American architect Thomas Gordon Smith, a leading figure of postmodernism and traditionalism, has died
Publisher Martin Horáček
28.06.2021 17:10
Professor Thomas Gordon Smith lectures at the Brno University of Technology, October 20, 2014. (photo: Karel Struhala)
On the night of June 22-23, 2021, architect Thomas Gordon Smith passed away at the age of 73 after a long illness. This was reported by the Notre Dame School of Architecture (Indiana, USA).
Smith was born in Oakland, California on April 23, 1948. He studied at the University of California, Berkeley, initially focusing on painting (bachelor's degree in 1970) and then architecture (master's degree in 1975). He divided his professional career between design work, teaching architecture, and researching classical architectural traditions, which he was convinced of the viability of in modern times since his youth.
From 1980 to 2015, he ran his own architectural studio. He gained international fame with his installation at the La Strada Novissima exhibition at the Venice Biennale of Architecture in 1980. He designed several family homes in various locations across the USA (Richmond Hill House, California, 1982; Vitruvian House, South Bend, 1990), renovated older classical buildings, and more recently focused particularly on the design of sacred objects (Our Lady of Guadalupe Seminary, Denton, Nebraska, completed 2010). Tourists may recognize his installation of classical American interiors at the Metropolitan Museum in New York.
Smith gained his first teaching experience in California (College of Marin, University of California, Southern California Institute of Architecture). In 1984, architect Stanley Tigerman (1930-2019) attracted Smith to the University of Illinois at Chicago, where Smith's course in classical design was meant to complement Peter Eisenman's deconstructivist course. A similar subject was taught by Smith at Yale. In 1989, he became the dean of the School of Architecture at the University of Notre Dame. He drastically reformed the school, which was then at risk of losing accreditation: he oriented the teaching style traditionally, combining Beaux-Arts methodology with current practices (contemporary construction, computer design) and the study of masterpieces in the field (a year-long stay at the Rome branch of the school). At Notre Dame, he also established an exclusive library with rare European and American treatises and samples of classical architecture. Smith led the faculty until 1998 and continued teaching there until 2016. The Notre Dame School of Architecture became a key focal point for contemporary traditionalism and a mother school for similar programs founded subsequently in the USA and other parts of the world. The American Institute of Classical Architecture and Art awarded Smith the Arthur Ross Award for teaching achievements in 2017.

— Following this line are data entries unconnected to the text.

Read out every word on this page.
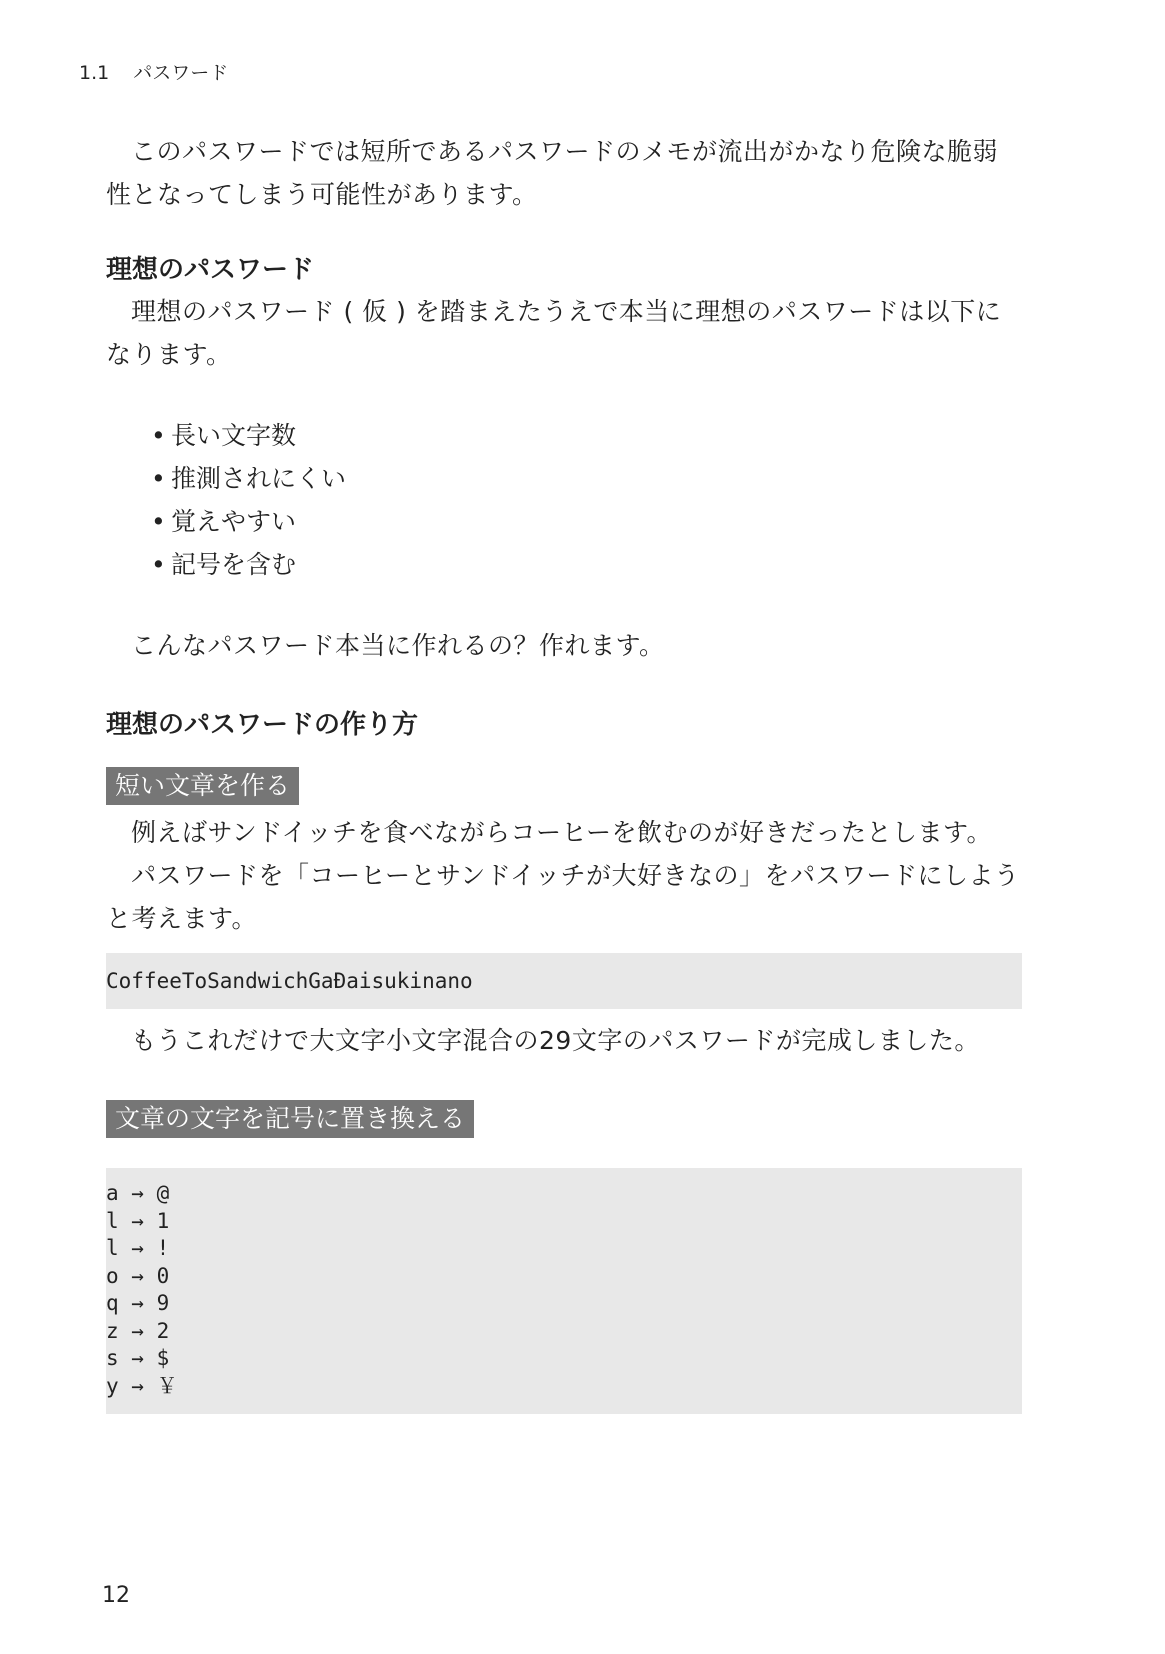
1.1 パスワード

このパスワードでは短所であるパスワードのメモが流出がかなり危険な脆弱性となってしまう可能性があります。

理想のパスワード

理想のパスワード ( 仮 ) を踏まえたうえで本当に理想のパスワードは以下になります。

• 長い文字数
• 推測されにくい
• 覚えやすい
• 記号を含む

こんなパスワード本当に作れるの？作れます。

理想のパスワードの作り方
短い文章を作る

例えばサンドイッチを食べながらコーヒーを飲むのが好きだったとします。

パスワードを「コーヒーとサンドイッチが大好きなの」をパスワードにしようと考えます。

CoffeeToSandwichGaĐaisukinano

もうこれだけで大文字小文字混合の29文字のパスワードが完成しました。

文章の文字を記号に置き換える
a → @
l → 1
l → !
o → 0
q → 9
z → 2
s → $
y → ￥
12
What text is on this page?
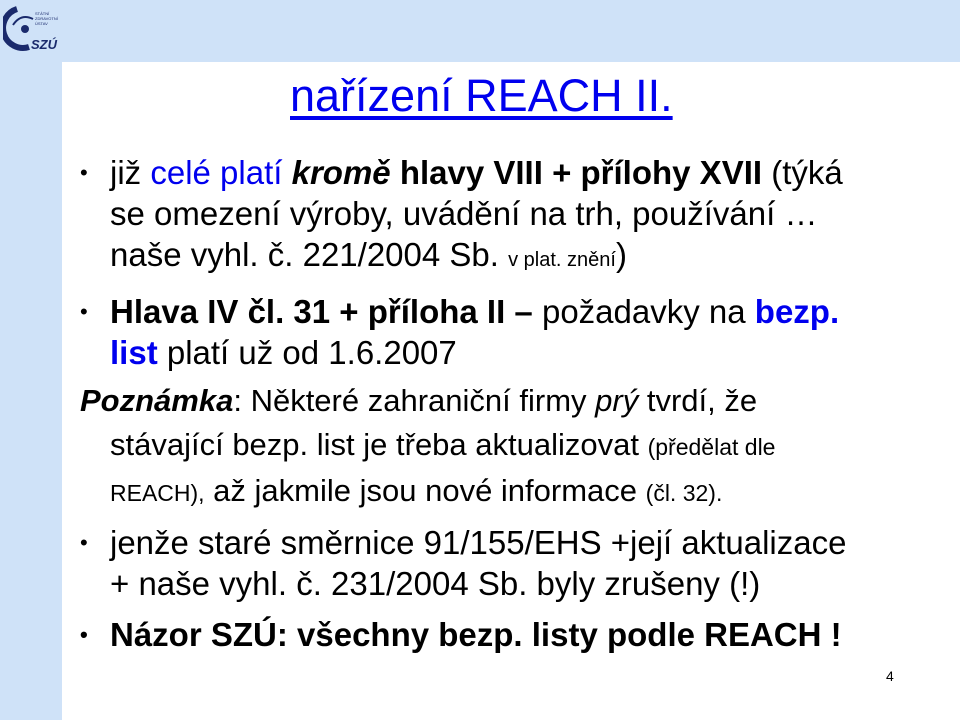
STÁTNÍ
ZDRAVOTNÍ
ÚSTAV
SZÚ
nařízení REACH II.
• již celé platí kromě hlavy VIII + přílohy XVII (týká
se omezení výroby, uvádění na trh, používání …
naše vyhl. č. 221/2004 Sb. v plat. znění)
• Hlava IV čl. 31 + příloha II – požadavky na bezp.
list platí už od 1.6.2007
Poznámka: Některé zahraniční firmy prý tvrdí, že
stávající bezp. list je třeba aktualizovat (předělat dle
REACH), až jakmile jsou nové informace (čl. 32).
• jenže staré směrnice 91/155/EHS +její aktualizace
+ naše vyhl. č. 231/2004 Sb. byly zrušeny (!)
• Názor SZÚ: všechny bezp. listy podle REACH !
4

Smith wrote one of the best existing books on Vitruvius, accompanied by illustrative examples (Vitruvius on Architecture, 2003). He embedded his creed in the book Classical Architecture: Rule and Invention (1988). In addition, he authored several studies focusing, for example, on the history of American classical architecture and furniture in the 18th and 19th centuries.
Thomas Gordon Smith visited the Czech lands twice: in 1976 and in 2014. The first visit was a study trip where he was mainly interested in the works of Kilian Ignác Dientzenhofer and Jože Plečnik. He was guided by Prague conservationist Miloš Pistorius (1932-2015) at that time. Nearly forty years later, on October 20, 2014, Smith delivered a lecture titled Rule and Invention in Classical Architecture at the Faculty of Civil Engineering at Brno University of Technology. The following day, he participated in an excursion to Žďár nad Sázavou with design theorist Jan Michl and faculty members and students of the Department of Architecture at VUT, visiting the works of Jan Santini, whose work—like that of Dientzenhofer and Plečnik—he regarded as evidence of the inexhaustible creative potential of the classical architectural language.
Throughout his life, architect Smith was supported by his wife Marika (married in 1970). They raised six children together. Former students fondly remember Smith: as a teacher, he was patient and attentive. His deliberate, carefully constructed explanations were infused with genuine love for classical architecture. He could instantly identify subtle details in a cornice or column capital, place them in the context of the Greco-Roman tradition, and attractively narrate about them. He found friends and grateful listeners among architects, archaeologists, and art historians, including the author of these lines.